District courts lack authority to require counsel to represent indigent prisoners in section 1983 cases. Mallard v. United States Dist. Court, 490 U.S. 296, 298 (1989). In exceptional circumstances, the court may request an attorney to voluntarily to represent such a plaintiff. See 28 U.S.C. § 1915(e)(1); Terrell v. Brewer, 935 F.2d 1015, 1017 (9th Cir. 1991); Wood v. Housewright, 900 F.2d 1332, 1335-36 (9th Cir. 1990). When determining whether "exceptional circumstances" exist, the court must consider the likelihood of success on the merits as well as the ability of the plaintiff to articulate his claims pro se in light of the complexity of the legal issues involved. Palmer v. Valdez, 560 F.3d 965, 970 (9th Cir. 2009). Having considered those factors, the court finds there are no exceptional circumstances in this case. Thus, the court declines to appoint counsel at this time.

V. Conclusion

Accordingly, IT IS HEREBY ORDERED that plaintiff's motion for the appointment of counsel (ECF No. 22) is DENIED.

Further, it is RECOMMENDED that plaintiff's motion for preliminary injunction (ECF No. 22) be DENIED.
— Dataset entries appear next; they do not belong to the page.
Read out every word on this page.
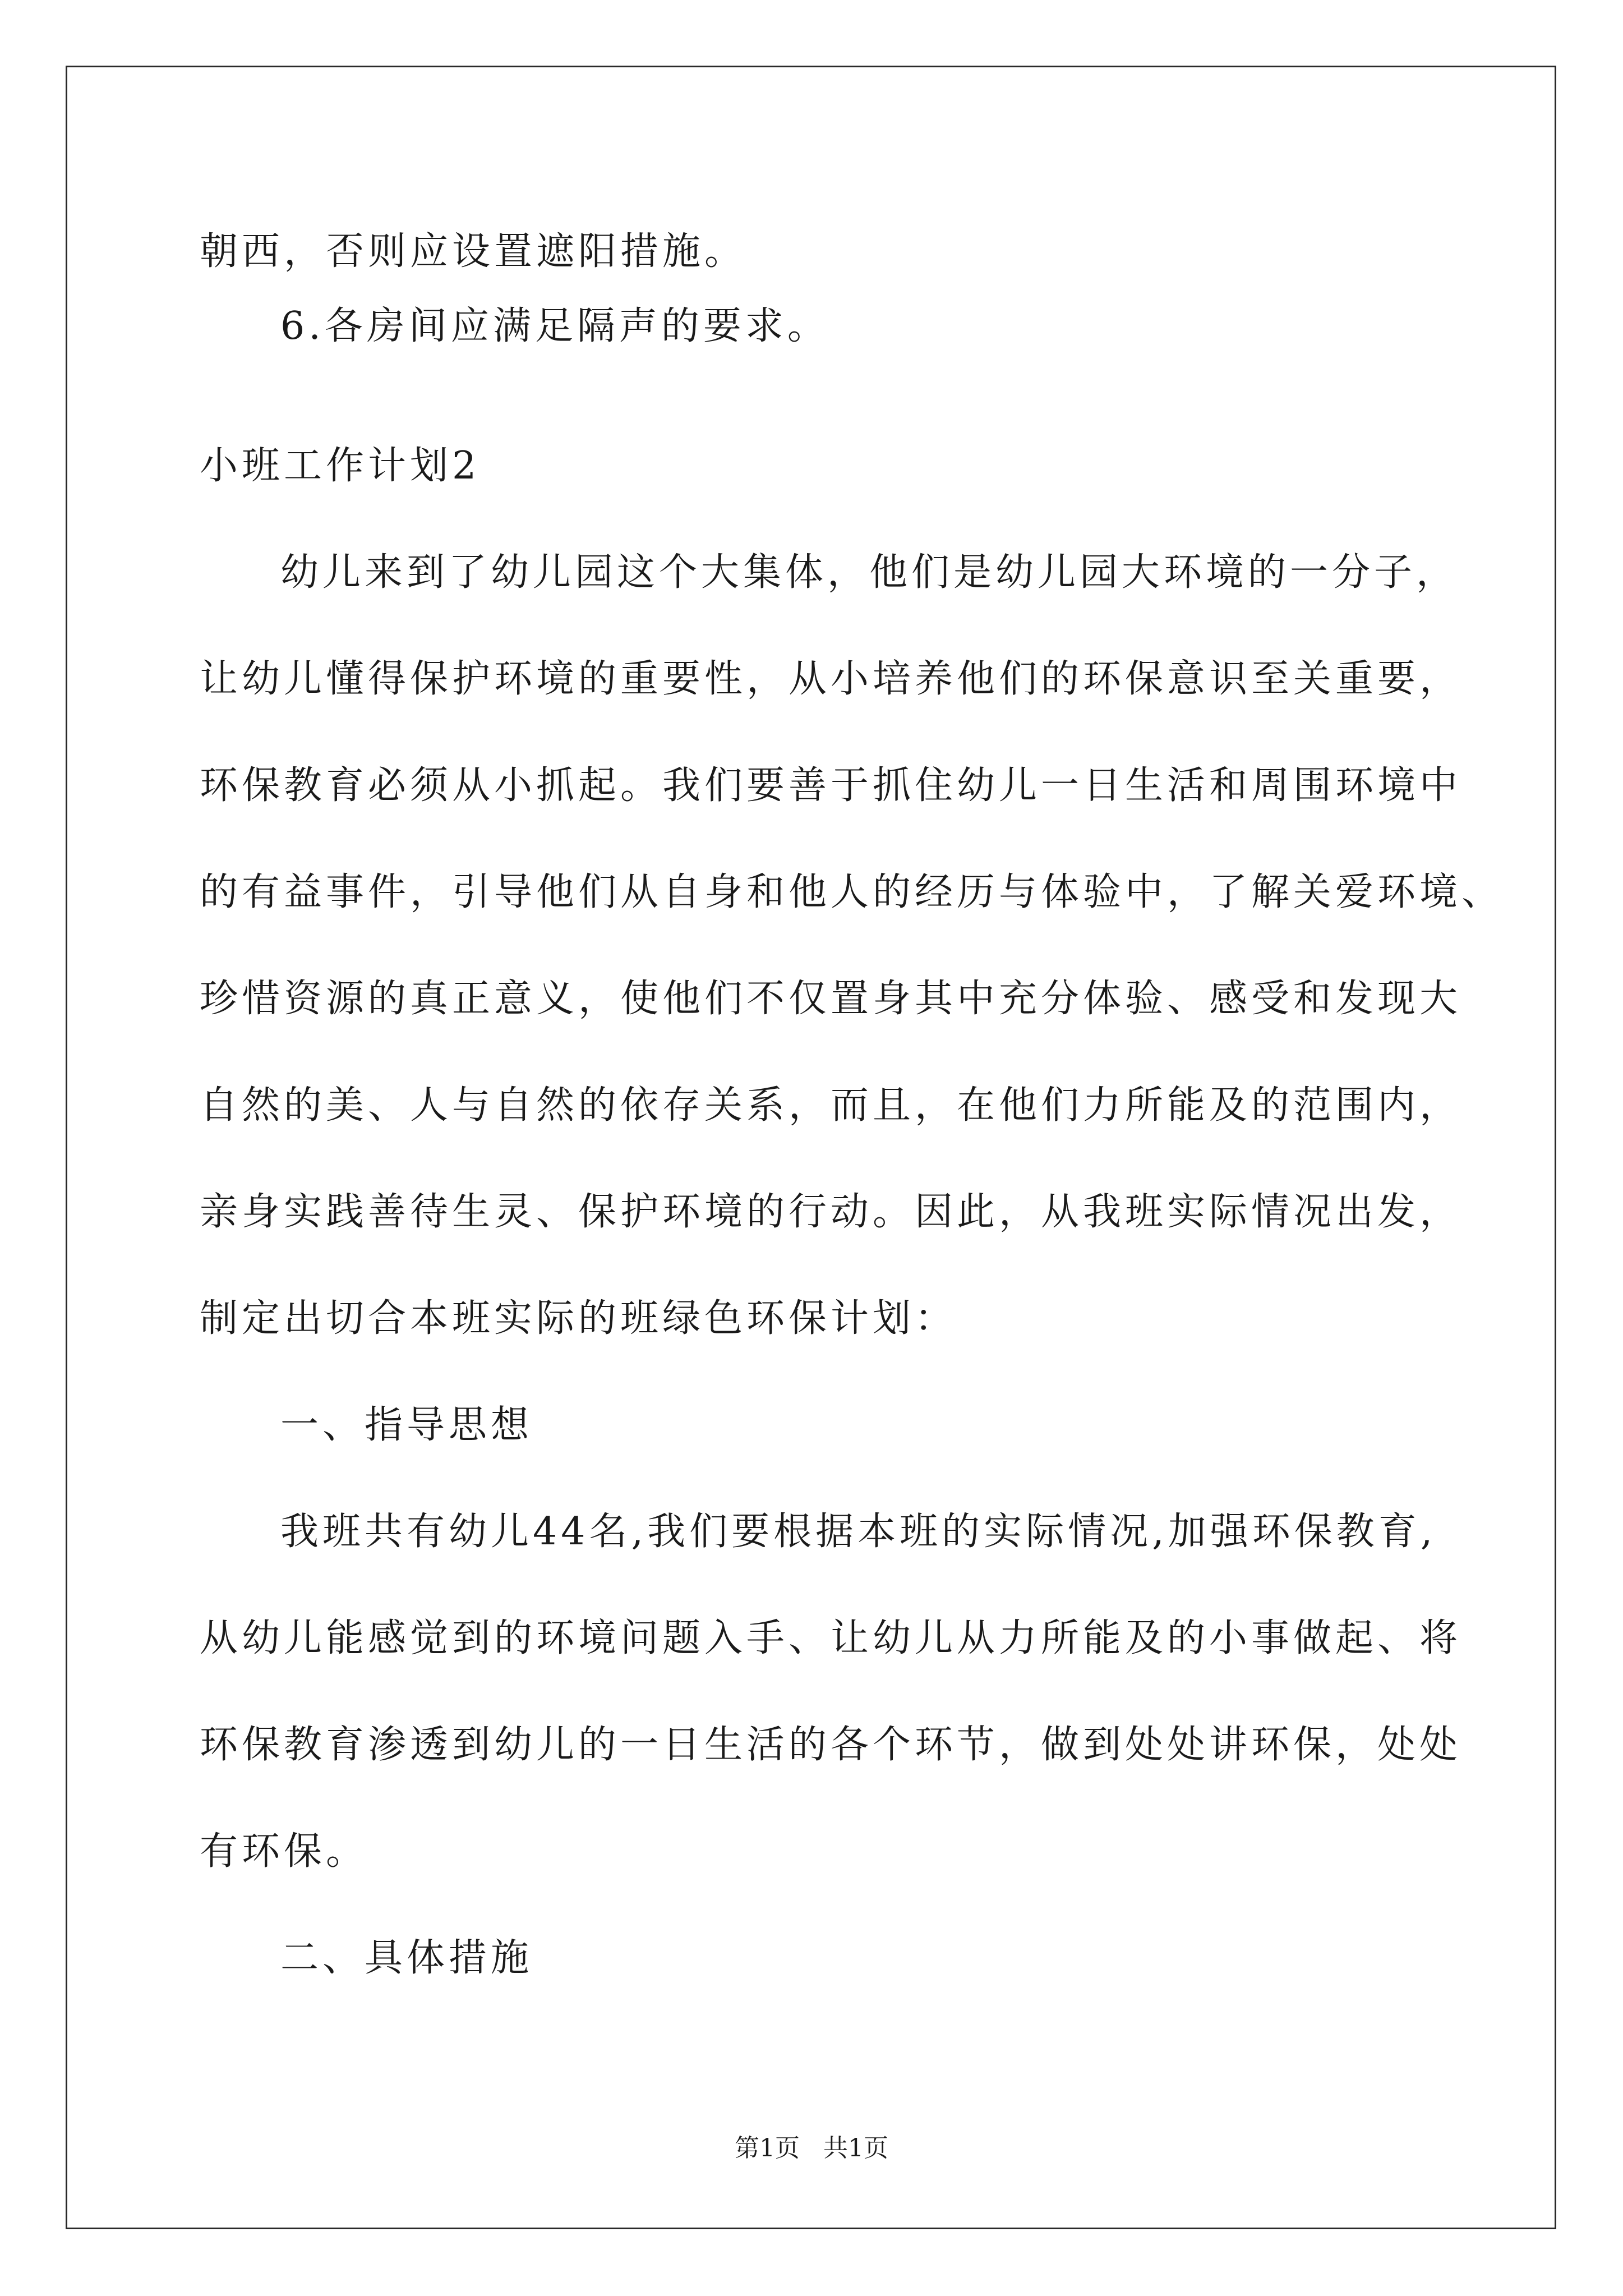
朝西，否则应设置遮阳措施。
6.各房间应满足隔声的要求。
小班工作计划2
幼儿来到了幼儿园这个大集体，他们是幼儿园大环境的一分子，
让幼儿懂得保护环境的重要性，从小培养他们的环保意识至关重要，
环保教育必须从小抓起。我们要善于抓住幼儿一日生活和周围环境中
的有益事件，引导他们从自身和他人的经历与体验中，了解关爱环境、
珍惜资源的真正意义，使他们不仅置身其中充分体验、感受和发现大
自然的美、人与自然的依存关系，而且，在他们力所能及的范围内，
亲身实践善待生灵、保护环境的行动。因此，从我班实际情况出发，
制定出切合本班实际的班绿色环保计划：
一、指导思想
我班共有幼儿44名,我们要根据本班的实际情况,加强环保教育,
从幼儿能感觉到的环境问题入手、让幼儿从力所能及的小事做起、将
环保教育渗透到幼儿的一日生活的各个环节，做到处处讲环保，处处
有环保。
二、具体措施
第1页   共1页
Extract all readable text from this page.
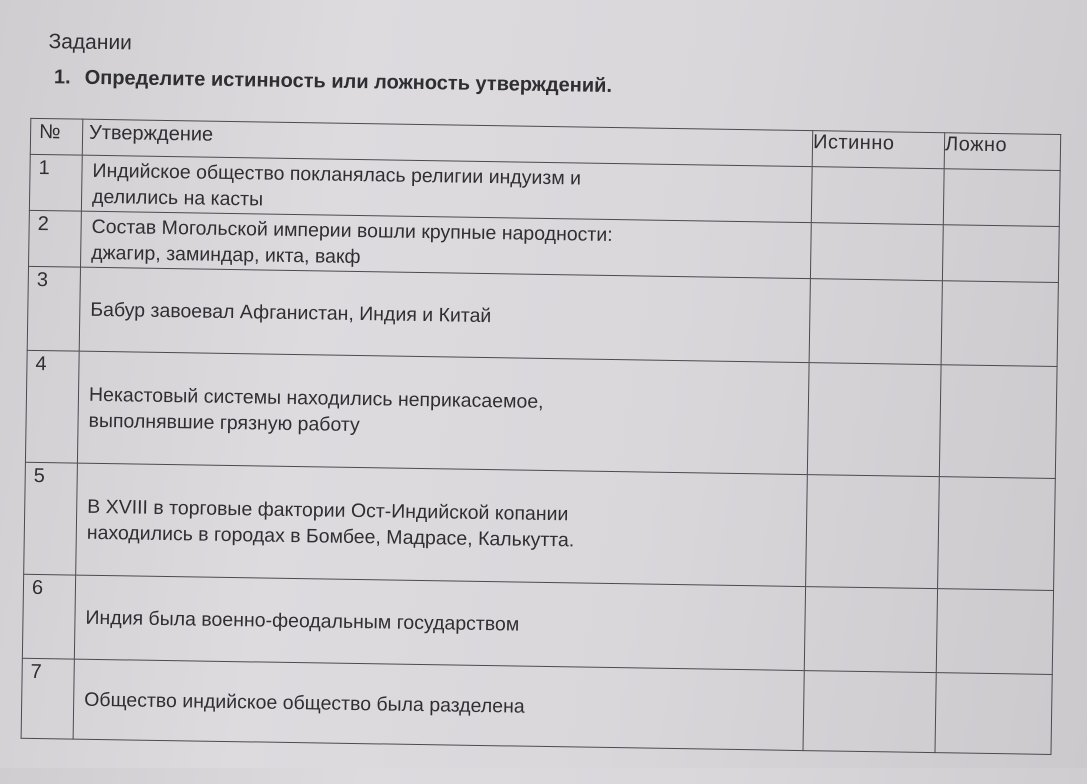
Задании

1. Определите истинность или ложность утверждений.

№	Утверждение	Истинно	Ложно
1	Индийское общество покланялась религии индуизм и
делились на касты		

2	Состав Могольской империи вошли крупные народности:
джагир, заминдар, икта, вакф		

3	Бабур завоевал Афганистан, Индия и Китай		

4	Некастовый системы находились неприкасаемое,
выполнявшие грязную работу		

5	В XVIII в торговые фактории Ост-Индийской копании
находились в городах в Бомбее, Мадрасе, Калькутта.		

6	Индия была военно-феодальным государством		

7	Общество индийское общество была разделена		
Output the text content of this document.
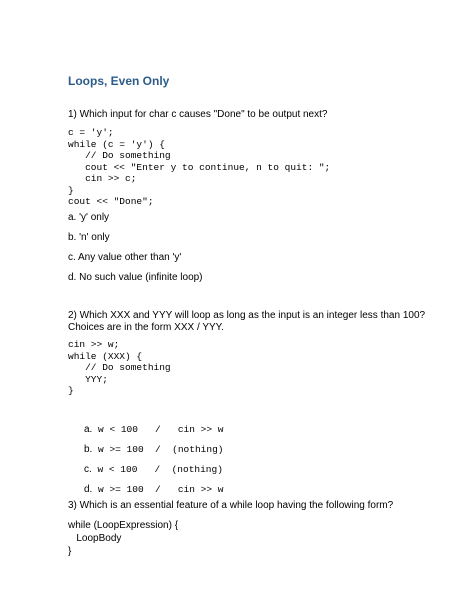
Loops, Even Only
1) Which input for char c causes "Done" to be output next?
c = 'y';
while (c = 'y') {
// Do something
cout << "Enter y to continue, n to quit: ";
cin >> c;
}
cout << "Done";
a. 'y' only
b. 'n' only
c. Any value other than 'y'
d. No such value (infinite loop)
2) Which XXX and YYY will loop as long as the input is an integer less than 100?
Choices are in the form XXX / YYY.
cin >> w;
while (XXX) {
// Do something
YYY;
}

a. w < 100   /   cin >> w

b. w >= 100  /  (nothing)

c. w < 100   /  (nothing)

d. w >= 100  /   cin >> w

3) Which is an essential feature of a while loop having the following form?
while (LoopExpression) {
LoopBody
}
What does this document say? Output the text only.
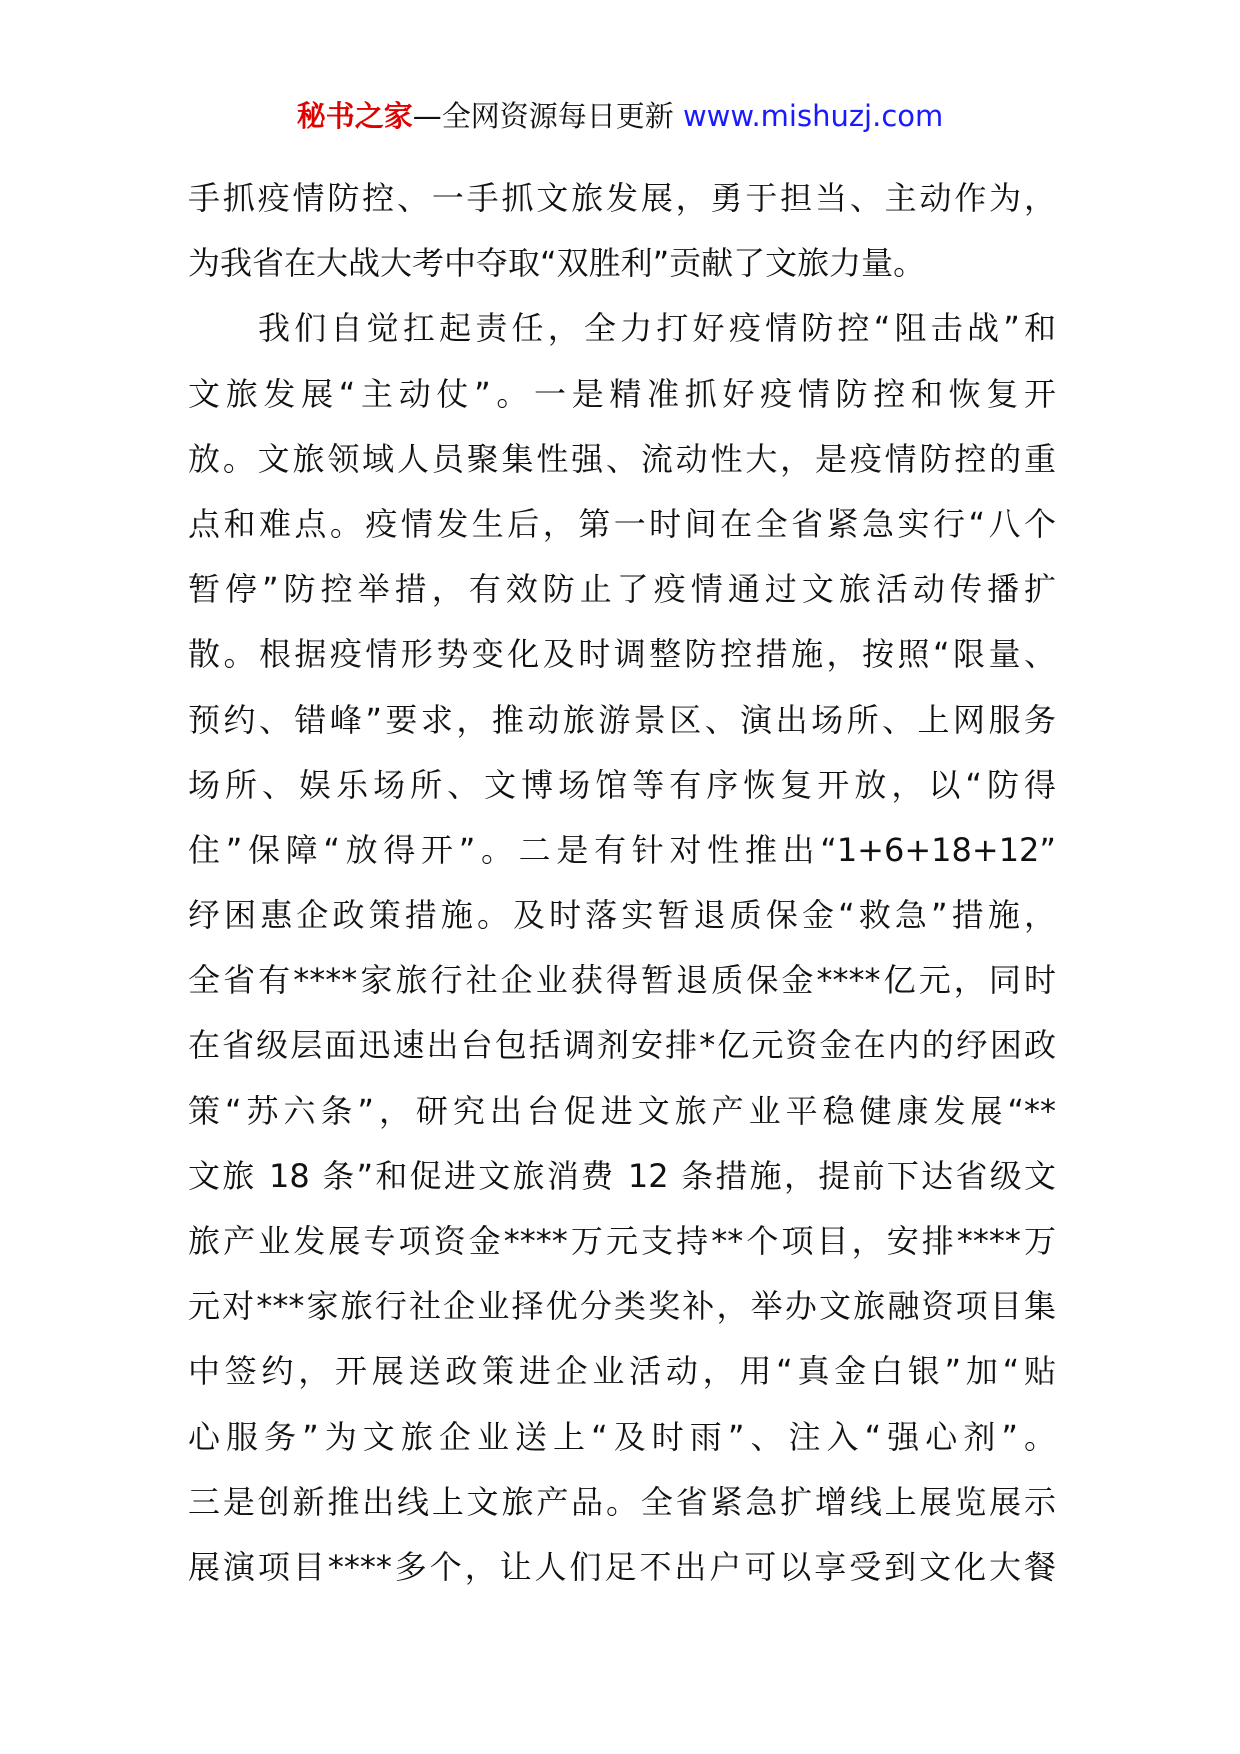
秘书之家—全网资源每日更新 www.mishuzj.com
手抓疫情防控、一手抓文旅发展，勇于担当、主动作为，
为我省在大战大考中夺取“双胜利”贡献了文旅力量。
我们自觉扛起责任，全力打好疫情防控“阻击战”和
文旅发展“主动仗”。一是精准抓好疫情防控和恢复开
放。文旅领域人员聚集性强、流动性大，是疫情防控的重
点和难点。疫情发生后，第一时间在全省紧急实行“八个
暂停”防控举措，有效防止了疫情通过文旅活动传播扩
散。根据疫情形势变化及时调整防控措施，按照“限量、
预约、错峰”要求，推动旅游景区、演出场所、上网服务
场所、娱乐场所、文博场馆等有序恢复开放，以“防得
住”保障“放得开”。二是有针对性推出“1+6+18+12”
纾困惠企政策措施。及时落实暂退质保金“救急”措施，
全省有****家旅行社企业获得暂退质保金****亿元，同时
在省级层面迅速出台包括调剂安排*亿元资金在内的纾困政
策“苏六条”，研究出台促进文旅产业平稳健康发展“**
文旅 18 条”和促进文旅消费 12 条措施，提前下达省级文
旅产业发展专项资金****万元支持**个项目，安排****万
元对***家旅行社企业择优分类奖补，举办文旅融资项目集
中签约，开展送政策进企业活动，用“真金白银”加“贴
心服务”为文旅企业送上“及时雨”、注入“强心剂”。
三是创新推出线上文旅产品。全省紧急扩增线上展览展示
展演项目****多个，让人们足不出户可以享受到文化大餐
These findings and recommendations are submitted to the United States District Judge assigned to the case, pursuant to the provisions of 28 U.S.C. § 636(b)(l). Within fourteen days after being served with these findings and recommendations, any party may file written objections with the court and serve a copy on all parties. Such a document should be captioned "Objections to Magistrate Judge's Findings and Recommendations." Failure to file objections within the specified time may waive the right to appeal the District Court's order. Turner v. Duncan, 158 F.3d 449, 455 (9th Cir. 1998); Martinez v. Ylst, 951 F.2d 1153 (9th Cir. 1991).